Como no podía decirle toda la verdad, decidí mentir del todo porque hacerlo a medias me habían enseñado que era peor, tanto en lo moral como en lo religioso. Así que contesté a sus preguntas suspicaces con mi desfachatez natural. Pues -mire usted, joven- yo era un pariente español de la señorita MacCoy, a la que había visto en una visita reciente que ella había tenido a bien hacerme y quería devolvérsela, que los españoles somos muy bien nacidos. Sí, era consciente de que no había avisado pero es que me gustaban las sorpresas. No, no pensaba quedarme a dormir en la casa y menos en el dormitorio de la señorita MacCoy. No, tampoco en el de la señorita asiática que aún no había tenido tiempo de darme noticia de su nombre. No, sólo quería mantener una charla familiar con la señorita MacCoy. Y que ya estaba bien de tanta pregunta policiaca, cojones, y a ver cómo podía localizar a Madison de una puñetera vez para hablar con ella sin la presencia de aquella inquisidora, joder ya, con la china de los huevos.
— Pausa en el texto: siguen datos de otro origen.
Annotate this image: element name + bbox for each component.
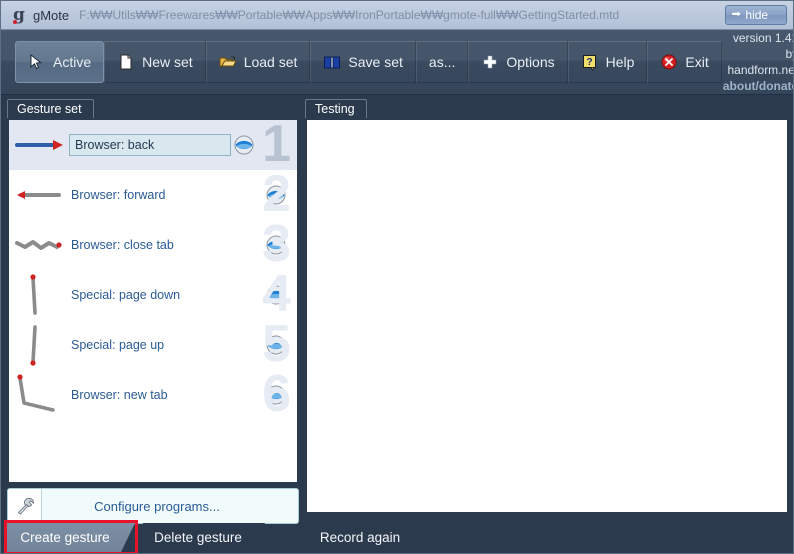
gesture-stroke-thumbnail — [13, 173, 65, 217]
gesture-name-input[interactable] — [69, 134, 231, 156]
help-button[interactable]: ? Help — [567, 41, 648, 83]
gmote-window: g gMote F:₩₩Utils₩₩Freewares₩₩Portable₩₩… — [0, 0, 794, 554]
body-area: Gesture set Browser: back 1 Browser: for… — [1, 95, 794, 553]
delete-gesture-button[interactable]: Delete gesture — [143, 523, 265, 552]
gesture-set-panel: Gesture set Browser: back 1 Browser: for… — [7, 99, 299, 545]
bottom-tab-bar: Create gesture Delete gesture Record aga… — [1, 520, 794, 553]
gesture-index-number: 1 — [262, 118, 291, 173]
exit-button[interactable]: Exit — [647, 41, 722, 83]
tab-gesture-set[interactable]: Gesture set — [7, 99, 94, 118]
gesture-list-item[interactable]: Browser: forward 2 — [9, 165, 297, 223]
about-donate-link[interactable]: about/donate — [722, 78, 793, 94]
question-mark-icon: ? — [581, 53, 599, 71]
globe-icon — [265, 284, 287, 306]
arrow-down-right-icon: ➡ — [731, 9, 741, 20]
globe-icon — [265, 234, 287, 256]
help-button-label: Help — [605, 54, 635, 70]
gesture-stroke-thumbnail — [13, 123, 65, 167]
record-again-button[interactable]: Record again — [305, 523, 427, 552]
options-button-label: Options — [506, 54, 555, 70]
main-toolbar: Active New set Load set Save set as... O… — [1, 30, 794, 95]
new-set-button-label: New set — [142, 54, 193, 70]
gesture-list-item[interactable]: Special: page up 5 — [9, 315, 297, 373]
create-gesture-highlight-box — [4, 520, 138, 553]
load-set-button-label: Load set — [243, 54, 298, 70]
plus-icon — [481, 53, 499, 71]
testing-panel: Testing — [305, 99, 789, 545]
active-button[interactable]: Active — [15, 41, 105, 83]
svg-text:?: ? — [586, 57, 592, 68]
testing-tab-strip: Testing — [305, 99, 789, 118]
hide-button[interactable]: ➡ hide — [725, 5, 787, 25]
gmote-g-logo-icon: g — [13, 5, 25, 25]
red-x-circle-icon — [660, 53, 678, 71]
exit-button-label: Exit — [685, 54, 709, 70]
gesture-stroke-thumbnail — [13, 273, 65, 317]
wrench-icon — [8, 489, 42, 523]
gesture-list-item[interactable]: Browser: new tab 6 — [9, 365, 297, 423]
gesture-list[interactable]: 1 Browser: forward — [7, 118, 299, 484]
hide-button-label: hide — [745, 8, 769, 22]
load-set-button[interactable]: Load set — [205, 41, 311, 83]
gesture-stroke-thumbnail — [13, 323, 65, 367]
gesture-name-label: Browser: close tab — [71, 238, 174, 252]
app-title: gMote — [33, 7, 70, 23]
version-info: version 1.41 by handform.net about/donat… — [722, 30, 794, 95]
title-bar: g gMote F:₩₩Utils₩₩Freewares₩₩Portable₩₩… — [1, 1, 793, 30]
gesture-name-label: Browser: new tab — [71, 388, 168, 402]
save-set-button-label: Save set — [348, 54, 403, 70]
open-folder-icon — [219, 53, 237, 71]
new-set-button[interactable]: New set — [104, 41, 206, 83]
active-button-label: Active — [53, 54, 92, 70]
save-set-button[interactable]: Save set — [310, 41, 416, 83]
new-page-icon — [117, 53, 135, 71]
globe-icon — [265, 184, 287, 206]
gesture-list-item[interactable]: 1 — [9, 120, 297, 173]
gesture-name-label: Browser: forward — [71, 188, 166, 202]
book-icon — [323, 53, 341, 71]
configure-programs-label: Configure programs... — [94, 498, 220, 514]
globe-icon — [265, 334, 287, 356]
tab-testing[interactable]: Testing — [305, 99, 367, 118]
cursor-arrow-icon — [28, 53, 46, 71]
file-path-label: F:₩₩Utils₩₩Freewares₩₩Portable₩₩Apps₩₩Ir… — [79, 8, 620, 22]
testing-canvas[interactable] — [305, 118, 789, 514]
options-button[interactable]: Options — [468, 41, 568, 83]
gesture-set-tab-strip: Gesture set — [7, 99, 299, 118]
version-label: version 1.41 by handform.net — [727, 30, 794, 77]
save-set-as-button-label: as... — [428, 54, 456, 70]
gesture-name-label: Special: page up — [71, 338, 165, 352]
gesture-name-label: Special: page down — [71, 288, 181, 302]
gesture-list-item[interactable]: Browser: close tab 3 — [9, 215, 297, 273]
gesture-list-item[interactable]: Special: page down 4 — [9, 265, 297, 323]
globe-icon — [265, 384, 287, 406]
globe-icon — [233, 134, 255, 156]
save-set-as-button[interactable]: as... — [415, 41, 469, 83]
gesture-stroke-thumbnail — [13, 223, 65, 267]
gesture-stroke-thumbnail — [13, 373, 65, 417]
configure-programs-button[interactable]: Configure programs... — [7, 488, 299, 524]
El ataque de ira surtió efecto. Una voz femenina llegó desde el piso de arriba indicando a la cancerbera que me dejase pasar. Es Madison, dijo la china con voz derrotada y encogiéndose de hombros. Entré al living al tiempo que por la escalera bajaba una mujer hermosa de ondulada cabellera rojiza con una sonrisa perfecta en su rostro ovalado de actriz de series románticas o de puta de lujo. Una mujer que me estrechó la mano y que dijo llamarse Madison MacCoy. Una mujer a la que yo no había visto en mi vida y que no se parecía en nada a la Madison que me visitó en el manicomio, aunque estaba por lo menos tan buena como la otra.
En el cielo de los locos San Pedro lleva tacones de aguja y liguero, y todos nuestros sueños prohibidos en vida están permitidos en el más allá. En el infierno de los locos el diablo lleva la túnica de San Pedro y reza plegarias cada tres horas. En la vida de los locos ¿por qué rayos Madison MacCoy no iba a poder poseer dos cuerpos de infarto para según que ocasiones?
No, no colaba. Loco sí, tonto ni un pelo. Alguien se estaba riendo de mí. Qué gracia.
Jodidos bromistas.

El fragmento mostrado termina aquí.